Tensor Programs VI: Feature Learning in Infinite-Depth Neural Networks

Greg Yang,Dingli Yu,Chen Zhu,Soufiane Hayou
2023-10-13
Abstract:By classifying infinite-width neural networks and identifying the *optimal* limit, Tensor Programs IV and V demonstrated a universal way, called $\mu$P, for *widthwise hyperparameter transfer*, i.e., predicting optimal hyperparameters of wide neural networks from narrow ones. Here we investigate the analogous classification for *depthwise parametrizations* of deep residual networks (resnets). We classify depthwise parametrizations of block multiplier and learning rate by their infinite-width-then-depth limits. In resnets where each block has only one layer, we identify a unique optimal parametrization, called Depth-$\mu$P that extends $\mu$P and show empirically it admits depthwise hyperparameter transfer. We identify *feature diversity* as a crucial factor in deep networks, and Depth-$\mu$P can be characterized as maximizing both feature learning and feature diversity. Exploiting this, we find that absolute value, among all homogeneous nonlinearities, maximizes feature diversity and indeed empirically leads to significantly better performance. However, if each block is deeper (such as modern transformers), then we find fundamental limitations in all possible infinite-depth limits of such parametrizations, which we illustrate both theoretically and empirically on simple networks as well as Megatron transformer trained on Common Crawl.
Neural and Evolutionary Computing,Disordered Systems and Neural Networks,Probability
What problem does this paper attempt to address?

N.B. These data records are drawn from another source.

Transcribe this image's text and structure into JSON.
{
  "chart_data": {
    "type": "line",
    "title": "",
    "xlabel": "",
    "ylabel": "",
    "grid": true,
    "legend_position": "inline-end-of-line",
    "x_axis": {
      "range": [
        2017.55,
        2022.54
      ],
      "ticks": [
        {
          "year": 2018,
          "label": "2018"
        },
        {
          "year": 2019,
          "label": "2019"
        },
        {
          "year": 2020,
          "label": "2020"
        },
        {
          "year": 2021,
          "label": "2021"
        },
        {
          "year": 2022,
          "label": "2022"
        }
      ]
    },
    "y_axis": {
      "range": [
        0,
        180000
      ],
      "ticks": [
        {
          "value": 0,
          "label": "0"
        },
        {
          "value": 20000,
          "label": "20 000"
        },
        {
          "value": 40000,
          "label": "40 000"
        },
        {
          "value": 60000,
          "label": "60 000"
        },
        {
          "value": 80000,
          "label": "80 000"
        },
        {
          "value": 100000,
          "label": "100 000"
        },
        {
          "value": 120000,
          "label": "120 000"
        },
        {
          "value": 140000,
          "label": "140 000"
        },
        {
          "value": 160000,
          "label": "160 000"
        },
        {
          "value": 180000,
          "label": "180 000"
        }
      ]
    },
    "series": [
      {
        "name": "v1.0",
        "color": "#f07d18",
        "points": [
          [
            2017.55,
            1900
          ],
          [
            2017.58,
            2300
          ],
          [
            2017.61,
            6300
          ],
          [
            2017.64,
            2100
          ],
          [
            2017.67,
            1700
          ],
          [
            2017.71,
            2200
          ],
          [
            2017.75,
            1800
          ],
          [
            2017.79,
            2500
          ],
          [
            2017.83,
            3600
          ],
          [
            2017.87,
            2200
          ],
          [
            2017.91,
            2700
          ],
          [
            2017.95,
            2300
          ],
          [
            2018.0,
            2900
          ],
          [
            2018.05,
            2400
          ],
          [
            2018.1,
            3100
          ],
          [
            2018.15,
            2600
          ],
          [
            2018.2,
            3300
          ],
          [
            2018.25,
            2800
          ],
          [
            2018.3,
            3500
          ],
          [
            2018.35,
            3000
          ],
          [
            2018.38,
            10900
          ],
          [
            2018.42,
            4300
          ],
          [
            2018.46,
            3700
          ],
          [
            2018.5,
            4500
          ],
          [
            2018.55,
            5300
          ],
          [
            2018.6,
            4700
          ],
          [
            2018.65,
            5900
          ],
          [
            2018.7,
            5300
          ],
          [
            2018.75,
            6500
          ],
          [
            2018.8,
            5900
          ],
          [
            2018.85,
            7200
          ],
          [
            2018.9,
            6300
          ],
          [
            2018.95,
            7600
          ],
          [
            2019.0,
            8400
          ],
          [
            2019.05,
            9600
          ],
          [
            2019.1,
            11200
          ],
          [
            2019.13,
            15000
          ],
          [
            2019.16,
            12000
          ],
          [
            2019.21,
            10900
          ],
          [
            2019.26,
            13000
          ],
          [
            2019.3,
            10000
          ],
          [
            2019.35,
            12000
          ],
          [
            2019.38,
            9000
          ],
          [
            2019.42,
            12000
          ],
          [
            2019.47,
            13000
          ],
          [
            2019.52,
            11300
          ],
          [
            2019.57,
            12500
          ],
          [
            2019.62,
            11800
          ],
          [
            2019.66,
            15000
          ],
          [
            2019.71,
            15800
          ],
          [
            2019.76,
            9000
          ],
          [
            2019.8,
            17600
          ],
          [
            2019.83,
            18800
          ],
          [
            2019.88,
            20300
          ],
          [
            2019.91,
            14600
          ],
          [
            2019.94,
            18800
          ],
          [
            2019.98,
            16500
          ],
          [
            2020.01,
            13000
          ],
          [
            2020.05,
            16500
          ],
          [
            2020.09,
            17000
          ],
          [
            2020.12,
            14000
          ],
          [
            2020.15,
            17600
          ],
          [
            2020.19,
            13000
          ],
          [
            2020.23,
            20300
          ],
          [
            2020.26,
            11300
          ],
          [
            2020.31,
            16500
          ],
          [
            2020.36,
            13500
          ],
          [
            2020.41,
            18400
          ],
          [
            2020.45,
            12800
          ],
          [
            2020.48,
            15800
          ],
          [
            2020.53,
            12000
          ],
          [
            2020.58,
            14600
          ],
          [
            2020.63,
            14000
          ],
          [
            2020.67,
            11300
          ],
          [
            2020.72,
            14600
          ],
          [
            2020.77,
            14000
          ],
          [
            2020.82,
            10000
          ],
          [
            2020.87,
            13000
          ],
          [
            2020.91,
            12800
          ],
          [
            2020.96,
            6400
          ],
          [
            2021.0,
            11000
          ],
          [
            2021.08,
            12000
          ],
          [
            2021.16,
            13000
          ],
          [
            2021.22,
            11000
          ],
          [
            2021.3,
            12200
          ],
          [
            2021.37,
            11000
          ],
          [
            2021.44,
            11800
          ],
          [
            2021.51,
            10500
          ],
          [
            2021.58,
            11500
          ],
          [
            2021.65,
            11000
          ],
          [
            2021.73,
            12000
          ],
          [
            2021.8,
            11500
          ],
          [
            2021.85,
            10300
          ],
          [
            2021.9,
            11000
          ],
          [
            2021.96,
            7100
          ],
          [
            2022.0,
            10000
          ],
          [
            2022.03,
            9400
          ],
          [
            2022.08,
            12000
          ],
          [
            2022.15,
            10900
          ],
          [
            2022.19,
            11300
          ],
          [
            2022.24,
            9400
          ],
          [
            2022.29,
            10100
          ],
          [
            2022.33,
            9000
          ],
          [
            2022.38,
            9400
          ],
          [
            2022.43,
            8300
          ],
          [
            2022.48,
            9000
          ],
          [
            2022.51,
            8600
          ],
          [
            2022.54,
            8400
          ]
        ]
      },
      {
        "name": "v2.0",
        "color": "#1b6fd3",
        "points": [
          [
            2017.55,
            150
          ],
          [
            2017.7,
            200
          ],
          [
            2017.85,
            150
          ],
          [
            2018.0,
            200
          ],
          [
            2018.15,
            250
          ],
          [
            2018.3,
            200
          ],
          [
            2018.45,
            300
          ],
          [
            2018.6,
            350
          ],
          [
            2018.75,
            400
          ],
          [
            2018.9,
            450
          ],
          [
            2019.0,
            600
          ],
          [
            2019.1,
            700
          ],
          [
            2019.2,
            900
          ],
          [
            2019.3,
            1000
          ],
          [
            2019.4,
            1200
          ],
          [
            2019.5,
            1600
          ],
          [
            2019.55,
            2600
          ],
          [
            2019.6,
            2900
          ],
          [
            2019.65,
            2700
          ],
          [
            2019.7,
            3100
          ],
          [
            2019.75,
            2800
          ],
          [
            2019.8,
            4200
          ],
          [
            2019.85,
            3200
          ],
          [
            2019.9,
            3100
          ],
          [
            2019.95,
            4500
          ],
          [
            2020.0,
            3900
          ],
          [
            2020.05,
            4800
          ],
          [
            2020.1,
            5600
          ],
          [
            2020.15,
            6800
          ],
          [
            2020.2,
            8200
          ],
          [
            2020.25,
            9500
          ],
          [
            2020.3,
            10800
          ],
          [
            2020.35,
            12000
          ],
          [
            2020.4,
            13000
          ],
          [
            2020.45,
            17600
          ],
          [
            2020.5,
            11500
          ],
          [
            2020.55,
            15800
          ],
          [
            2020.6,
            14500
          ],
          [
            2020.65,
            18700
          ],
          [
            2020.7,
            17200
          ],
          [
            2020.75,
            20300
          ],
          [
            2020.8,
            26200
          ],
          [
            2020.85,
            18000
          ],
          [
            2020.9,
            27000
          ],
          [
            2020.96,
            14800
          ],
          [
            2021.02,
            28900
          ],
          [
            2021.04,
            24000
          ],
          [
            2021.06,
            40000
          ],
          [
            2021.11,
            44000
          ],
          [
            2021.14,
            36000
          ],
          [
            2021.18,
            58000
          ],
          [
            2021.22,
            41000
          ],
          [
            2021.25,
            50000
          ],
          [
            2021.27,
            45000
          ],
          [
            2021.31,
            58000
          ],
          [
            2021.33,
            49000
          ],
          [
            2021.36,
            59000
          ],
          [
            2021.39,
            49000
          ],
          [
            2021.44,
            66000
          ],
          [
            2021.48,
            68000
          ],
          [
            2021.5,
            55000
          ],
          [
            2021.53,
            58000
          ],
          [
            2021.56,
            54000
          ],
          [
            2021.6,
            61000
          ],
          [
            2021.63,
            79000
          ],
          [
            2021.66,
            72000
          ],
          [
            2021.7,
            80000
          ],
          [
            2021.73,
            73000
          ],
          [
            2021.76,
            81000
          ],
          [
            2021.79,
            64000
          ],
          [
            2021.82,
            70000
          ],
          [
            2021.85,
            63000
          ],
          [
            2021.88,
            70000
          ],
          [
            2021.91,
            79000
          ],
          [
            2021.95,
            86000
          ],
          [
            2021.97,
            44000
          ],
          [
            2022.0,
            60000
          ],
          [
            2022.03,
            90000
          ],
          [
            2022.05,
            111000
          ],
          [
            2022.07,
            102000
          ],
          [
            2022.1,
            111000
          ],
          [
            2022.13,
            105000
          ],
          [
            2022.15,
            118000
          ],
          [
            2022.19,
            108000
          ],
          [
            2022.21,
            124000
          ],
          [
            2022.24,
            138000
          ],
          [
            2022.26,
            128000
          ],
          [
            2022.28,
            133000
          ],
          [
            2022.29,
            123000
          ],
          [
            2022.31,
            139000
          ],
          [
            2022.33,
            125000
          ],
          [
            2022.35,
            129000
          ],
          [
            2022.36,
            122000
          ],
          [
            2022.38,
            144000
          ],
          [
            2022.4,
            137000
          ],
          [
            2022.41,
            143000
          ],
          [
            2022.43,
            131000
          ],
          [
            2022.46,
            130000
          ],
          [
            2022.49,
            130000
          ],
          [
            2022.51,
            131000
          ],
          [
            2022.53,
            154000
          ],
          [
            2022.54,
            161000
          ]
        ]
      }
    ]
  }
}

This paper discusses the impact of increasing width and depth on performance in deep neural networks. The research primarily focuses on depth parameterization, particularly the block multiplier and learning rate in deep residual networks (ResNets). The authors propose a new approach called Depth-µP, which extends the Maximal Update Parametrization (µP) to address the hyperparameter transfer problem when increasing depth. Depth-µP maximizes feature learning and diversity within single-layer blocks of ResNets, allowing for hyperparameter transfer between networks at different depths. In infinite-width ResNets, Depth-µP ensures the stability of feature learning by adjusting the scale factor (inversely proportional to the square root of depth) and learning rate (inversely proportional to the square root of depth) for each residual block. The study finds that absolute value nonlinearity maximizes feature diversity, thereby improving performance. However, limitations exist for depth increases in multi-layer blocks (such as modern Transformers), which have been shown theoretically and practically. These limitations demonstrate that all possible infinite-depth restrictions have their own limitations. The paper also points out that while increasing depth generally improves performance, exceeding a certain number of layers may result in performance degradation or require hyperparameter adjustments. Depth-µP addresses this issue by providing a comprehensive strategy for width and depth expansion, ensuring maximum feature learning and reducing the cost of hyperparameter tuning. Furthermore, the paper reveals inherent problems for blocks with depth greater than 2, as the interaction between weights becomes additive rather than multiplicative, affecting diversity and causing performance decline. Therefore, current hyperparameter transfer methods need to be reconsidered. In conclusion, this paper attempts to address the problem of effectively increasing network depth in deep neural networks without sacrificing performance and training stability. It proposes a new depth expansion strategy called Depth-µP to achieve better feature learning and hyperparameter transfer.